I’m using tomcat 7 and the tomcat jdbc connection pool to dish out mysql connections.
During night times we don’t have any activity so all connections become idle for longer than 8 hours and are dropped by mysql. (mysql’s wait_timeout default).
We use the following pool configuration:
<Resource name="jdbc/dbName"
auth="Container"
factory="org.apache.tomcat.jdbc.pool.DataSourceFactory"
type="javax.sql.DataSource"
maxActive="50"
maxIdle="30"
maxWait="5000"
driverClassName="com.mysql.jdbc.Driver"
validationQuery="SELECT 1"
testOnBorrow="true"
testWhileIdle="true"
timeBetweenEvictionRunsMillis="10000"
removeAbandoned="true"
removeAbandonedTimeout="60"
logAbandoned="true"
username="xxx"
password="xxx"
url="jdbc:mysql://host:3306/xxx"/>
I was expecting the EvictionPolicy to remove idle connections way before they ever get closed by MySql. Somehow after one day we get the following exception:
com.mysql.jdbc.exceptions.jdbc4.MySQLNonTransientConnectionException: No operations allowed after connection closed.Connection was implicitly closed by the driver.

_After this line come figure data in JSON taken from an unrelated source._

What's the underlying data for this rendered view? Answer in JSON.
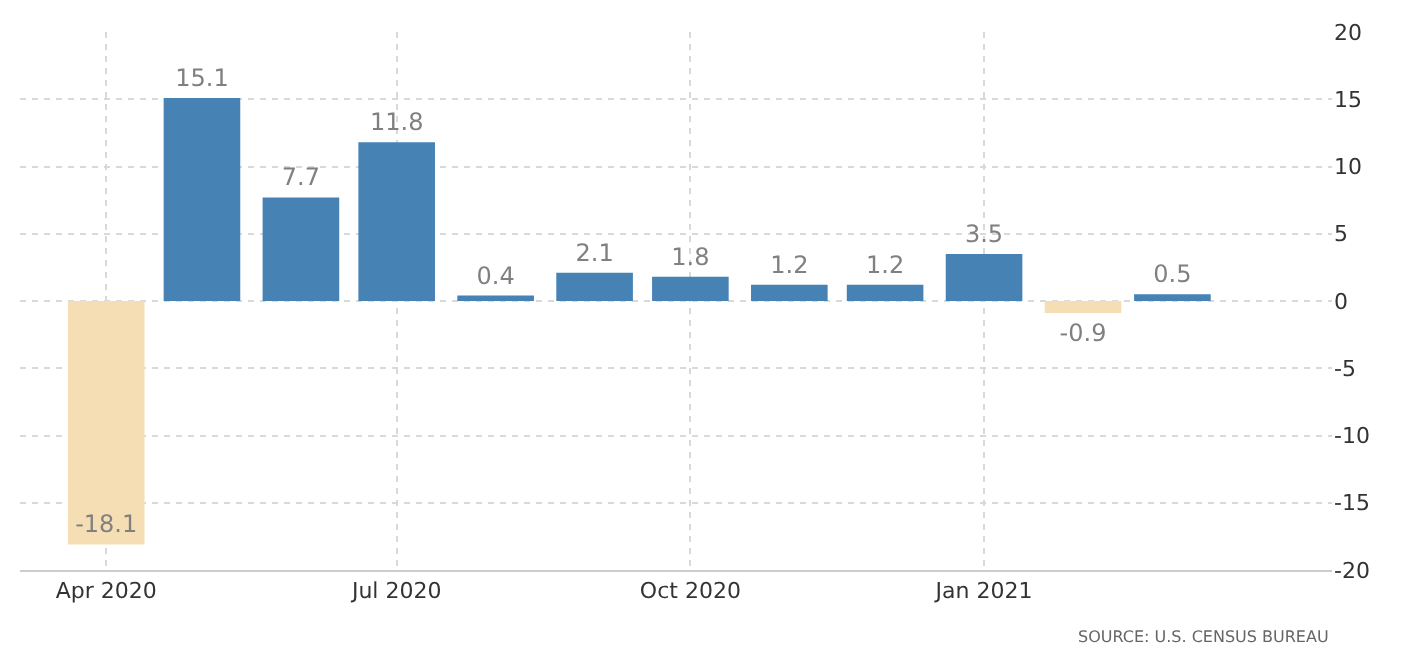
{
  "chart_data": {
    "type": "bar",
    "x": [
      "2020-04",
      "2020-05",
      "2020-06",
      "2020-07",
      "2020-08",
      "2020-09",
      "2020-10",
      "2020-11",
      "2020-12",
      "2021-01",
      "2021-02",
      "2021-03"
    ],
    "values": [
      -18.1,
      15.1,
      7.7,
      11.8,
      0.4,
      2.1,
      1.8,
      1.2,
      1.2,
      3.5,
      -0.9,
      0.5
    ],
    "colors": [
      "#f5deb3",
      "#4682b4",
      "#4682b4",
      "#4682b4",
      "#4682b4",
      "#4682b4",
      "#4682b4",
      "#4682b4",
      "#4682b4",
      "#4682b4",
      "#f5deb3",
      "#4682b4"
    ],
    "data_labels": true,
    "xlim": [
      "2020-03-05",
      "2021-04-20"
    ],
    "xticks": [
      {
        "value": "2020-04",
        "label": "Apr 2020"
      },
      {
        "value": "2020-07",
        "label": "Jul 2020"
      },
      {
        "value": "2020-10",
        "label": "Oct 2020"
      },
      {
        "value": "2021-01",
        "label": "Jan 2021"
      }
    ],
    "ylim": [
      -20,
      20
    ],
    "yticks": [
      -20,
      -15,
      -10,
      -5,
      0,
      5,
      10,
      15,
      20
    ],
    "grid": true,
    "annotations": [
      "SOURCE: U.S. CENSUS BUREAU"
    ]
  }
}
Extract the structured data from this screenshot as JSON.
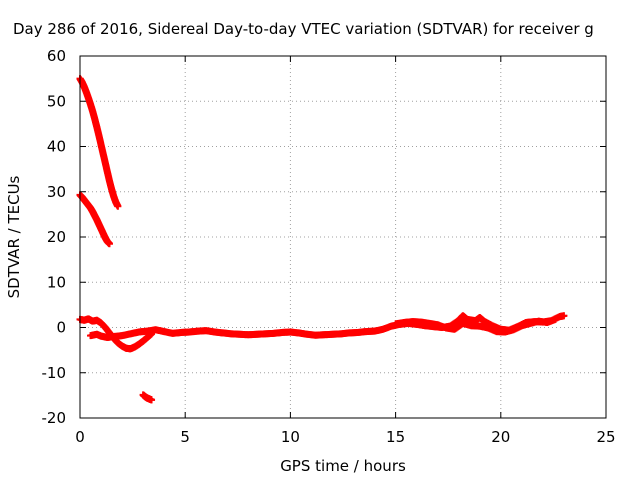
{
  "chart_data": {
    "type": "scatter",
    "title": "Day 286 of 2016, Sidereal Day-to-day VTEC variation (SDTVAR) for receiver g",
    "xlabel": "GPS time / hours",
    "ylabel": "SDTVAR / TECUs",
    "xlim": [
      0,
      25
    ],
    "ylim": [
      -20,
      60
    ],
    "xticks": [
      0,
      5,
      10,
      15,
      20,
      25
    ],
    "yticks": [
      -20,
      -10,
      0,
      10,
      20,
      30,
      40,
      50,
      60
    ],
    "grid": true,
    "legend": "none",
    "marker_color": "#ff0000",
    "series": [
      {
        "values": [
          [
            0.0,
            55.0
          ],
          [
            0.1,
            54.2
          ],
          [
            0.2,
            53.2
          ],
          [
            0.3,
            52.0
          ],
          [
            0.4,
            50.7
          ],
          [
            0.5,
            49.3
          ],
          [
            0.6,
            47.8
          ],
          [
            0.7,
            46.1
          ],
          [
            0.8,
            44.3
          ],
          [
            0.9,
            42.4
          ],
          [
            1.0,
            40.4
          ],
          [
            1.1,
            38.4
          ],
          [
            1.2,
            36.4
          ],
          [
            1.3,
            34.4
          ],
          [
            1.4,
            32.4
          ],
          [
            1.5,
            30.6
          ],
          [
            1.6,
            29.0
          ],
          [
            1.7,
            27.7
          ],
          [
            1.8,
            26.8
          ]
        ]
      },
      {
        "values": [
          [
            0.0,
            29.3
          ],
          [
            0.1,
            28.8
          ],
          [
            0.2,
            28.2
          ],
          [
            0.3,
            27.6
          ],
          [
            0.4,
            27.0
          ],
          [
            0.5,
            26.4
          ],
          [
            0.6,
            25.6
          ],
          [
            0.7,
            24.7
          ],
          [
            0.8,
            23.8
          ],
          [
            0.9,
            22.8
          ],
          [
            1.0,
            21.8
          ],
          [
            1.1,
            20.8
          ],
          [
            1.2,
            19.8
          ],
          [
            1.3,
            19.0
          ],
          [
            1.4,
            18.5
          ]
        ]
      },
      {
        "values": [
          [
            3.0,
            -14.9
          ],
          [
            3.1,
            -15.3
          ],
          [
            3.2,
            -15.6
          ],
          [
            3.3,
            -15.8
          ],
          [
            3.4,
            -16.0
          ]
        ]
      },
      {
        "values": [
          [
            0.0,
            1.8
          ],
          [
            0.2,
            1.6
          ],
          [
            0.4,
            1.9
          ],
          [
            0.6,
            1.4
          ],
          [
            0.8,
            1.6
          ],
          [
            1.0,
            1.0
          ],
          [
            1.2,
            0.0
          ],
          [
            1.4,
            -1.2
          ],
          [
            1.6,
            -2.4
          ],
          [
            1.8,
            -3.4
          ],
          [
            2.0,
            -4.1
          ],
          [
            2.2,
            -4.6
          ],
          [
            2.4,
            -4.7
          ],
          [
            2.6,
            -4.3
          ],
          [
            2.8,
            -3.7
          ],
          [
            3.0,
            -3.0
          ],
          [
            3.2,
            -2.2
          ],
          [
            3.4,
            -1.4
          ]
        ]
      },
      {
        "values": [
          [
            0.5,
            -1.8
          ],
          [
            0.8,
            -1.5
          ],
          [
            1.0,
            -1.9
          ],
          [
            1.3,
            -2.2
          ],
          [
            1.6,
            -2.0
          ],
          [
            2.0,
            -1.8
          ],
          [
            2.4,
            -1.4
          ],
          [
            2.8,
            -1.0
          ],
          [
            3.2,
            -0.8
          ],
          [
            3.6,
            -0.5
          ],
          [
            4.0,
            -0.9
          ],
          [
            4.4,
            -1.3
          ],
          [
            4.8,
            -1.1
          ],
          [
            5.2,
            -1.0
          ],
          [
            5.6,
            -0.8
          ],
          [
            6.0,
            -0.7
          ],
          [
            6.4,
            -1.0
          ],
          [
            6.8,
            -1.2
          ],
          [
            7.2,
            -1.4
          ],
          [
            7.6,
            -1.5
          ],
          [
            8.0,
            -1.6
          ],
          [
            8.4,
            -1.5
          ],
          [
            8.8,
            -1.4
          ],
          [
            9.2,
            -1.3
          ],
          [
            9.6,
            -1.1
          ],
          [
            10.0,
            -1.0
          ],
          [
            10.4,
            -1.2
          ],
          [
            10.8,
            -1.5
          ],
          [
            11.2,
            -1.7
          ],
          [
            11.6,
            -1.6
          ],
          [
            12.0,
            -1.5
          ],
          [
            12.4,
            -1.4
          ],
          [
            12.8,
            -1.2
          ],
          [
            13.2,
            -1.1
          ],
          [
            13.6,
            -0.9
          ],
          [
            14.0,
            -0.8
          ],
          [
            14.4,
            -0.4
          ],
          [
            14.8,
            0.3
          ],
          [
            15.2,
            0.7
          ],
          [
            15.6,
            0.9
          ],
          [
            16.0,
            0.7
          ],
          [
            16.4,
            0.4
          ],
          [
            16.8,
            0.2
          ],
          [
            17.2,
            0.0
          ],
          [
            17.6,
            0.3
          ],
          [
            18.0,
            1.6
          ],
          [
            18.2,
            2.6
          ],
          [
            18.4,
            1.8
          ],
          [
            18.8,
            1.5
          ],
          [
            19.0,
            2.2
          ],
          [
            19.2,
            1.4
          ],
          [
            19.6,
            0.4
          ],
          [
            20.0,
            -0.4
          ],
          [
            20.4,
            -0.6
          ],
          [
            20.8,
            0.2
          ],
          [
            21.2,
            1.1
          ],
          [
            21.6,
            1.3
          ],
          [
            22.0,
            1.2
          ],
          [
            22.4,
            1.5
          ],
          [
            22.8,
            2.4
          ],
          [
            23.0,
            2.6
          ]
        ]
      },
      {
        "values": [
          [
            15.0,
            0.8
          ],
          [
            15.4,
            1.1
          ],
          [
            15.8,
            1.3
          ],
          [
            16.2,
            1.2
          ],
          [
            16.6,
            0.9
          ],
          [
            17.0,
            0.6
          ],
          [
            17.4,
            -0.1
          ],
          [
            17.8,
            -0.4
          ],
          [
            18.2,
            0.9
          ],
          [
            18.6,
            0.4
          ],
          [
            19.0,
            0.3
          ],
          [
            19.4,
            -0.1
          ],
          [
            19.8,
            -0.9
          ],
          [
            20.2,
            -1.0
          ],
          [
            20.6,
            -0.5
          ],
          [
            21.0,
            0.4
          ],
          [
            21.4,
            0.9
          ],
          [
            21.8,
            1.4
          ],
          [
            22.2,
            1.1
          ],
          [
            22.6,
            1.8
          ]
        ]
      }
    ]
  }
}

I guess this problem should be something the jdbc connection pool can fix, but there are many configuration properties and I haven’t used this pool before. Anybody got a good set of properties to configure the pool to not dish out closed connections?
Kind regards,
Albert
Solved it. Turned out it wasn’t a pooling problem after all. We were using squeryl and lift together which isn’t a happy combi (just yet). Connections got closed before returned to the pool.
Ditching lift’s DB connection management in favor of squeryl’s solved it.